I was an independent consultant, wrapping up an especially brutal transformation for a U.S. client—one that left me questioning whether I even wanted to keep doing this kind of work.

On our call, she laid out her challenges:

✅ A transformation program stuck in contract negotiations

✅ Internal teams with limited experience delivering large-scale change

✅ A board losing patience with every passing week

We both knew the truth: transformation is messy, political, and unforgiving.

Despite my exhaustion and craving a break, something about the challenge sparked energy I didn’t realize I still had.

I said yes to starting in two weeks.

Then came her follow-up question—the one that has echoed through eight transformations since:

“Why do you choose to lead transformations when the personal sacrifice is so high?”

She wasn’t wrong about the cost:

• Time away, stolen from my young kids

• Seven-day workweeks that blur into months

• Stepping straight into turmoil—14-hour days, warring teams, and tense boardrooms

So why keep doing it?

My answer was spontaneous: “𝗕𝗲𝗰𝗮𝘂𝘀𝗲 𝗜 𝗱𝗶𝘀𝗰𝗼𝘃𝗲𝗿 𝗺𝗼𝗿𝗲 𝗼𝗳 𝘄𝗵𝗼 𝗜 𝗮𝗺 𝗯𝘆 𝗱𝗼𝗶𝗻𝗴 𝘁𝗵𝗲 𝗵𝗮𝗿𝗱 𝘁𝗵𝗶𝗻𝗴𝘀. And maybe that’s where we all find our real purpose.”

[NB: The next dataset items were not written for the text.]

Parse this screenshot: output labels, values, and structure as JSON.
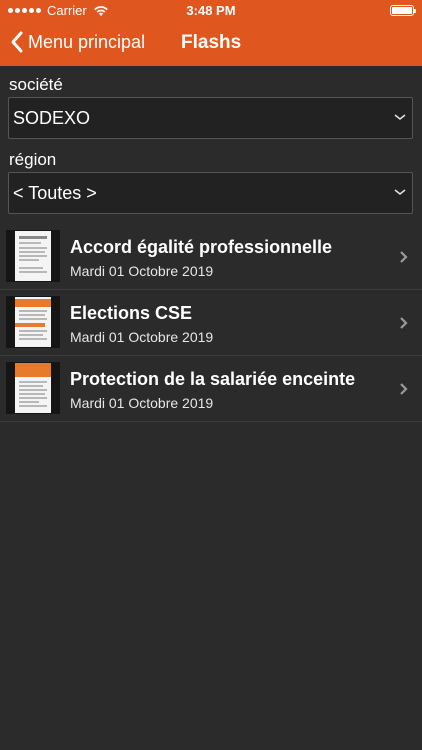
{
  "statusbar": {
    "carrier": "Carrier",
    "time": "3:48 PM"
  },
  "navbar": {
    "back_label": "Menu principal",
    "title": "Flashs"
  },
  "form": {
    "societe_label": "société",
    "societe_value": "SODEXO",
    "region_label": "région",
    "region_value": "< Toutes >"
  },
  "flashs": [
    {
      "title": "Accord égalité professionnelle",
      "date": "Mardi 01 Octobre 2019"
    },
    {
      "title": "Elections CSE",
      "date": "Mardi 01 Octobre 2019"
    },
    {
      "title": "Protection de la salariée enceinte",
      "date": "Mardi 01 Octobre 2019"
    }
  ],
  "colors": {
    "accent": "#e0561f",
    "background": "#2b2b2b"
  }
}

Nine Transformations Later… Here’s What I’m Still Learning

You don’t master transformation by perfecting PowerPoint decks.

You master it:

• Like a sculptor — by chipping away at resistance until something beautiful emerges

• Like a surgeon — through thousands of precise cuts under pressure

• Like any craftsperson — by embracing struggle as your teacher, with practice, patience, and purpose

Here’s the formula I’ve practiced: 𝗗𝗶𝘀𝗰𝗼𝗺𝗳𝗼𝗿𝘁 + 𝗣𝗲𝗿𝘀𝗶𝘀𝘁𝗲𝗻𝗰𝗲 + 𝗥𝗲𝗳𝗹𝗲𝗰𝘁𝗶𝗼𝗻 = 𝗠𝗮𝘀𝘁𝗲𝗿𝘆

The sign you’re on the right path isn’t when the work feels easy. It’s when the struggle itself becomes meaningful.

When your hardest days teach you the most. When failure stops being a fear—and becomes your greatest teacher.

Because leadership isn’t about having all the answers. It’s about walking confidently into the unknown—and finding a way forward for everyone counting on you.

Mastery isn’t about talking the talk. It requires walking the walk.

💡 Which hard road have you walked—and would you choose it again?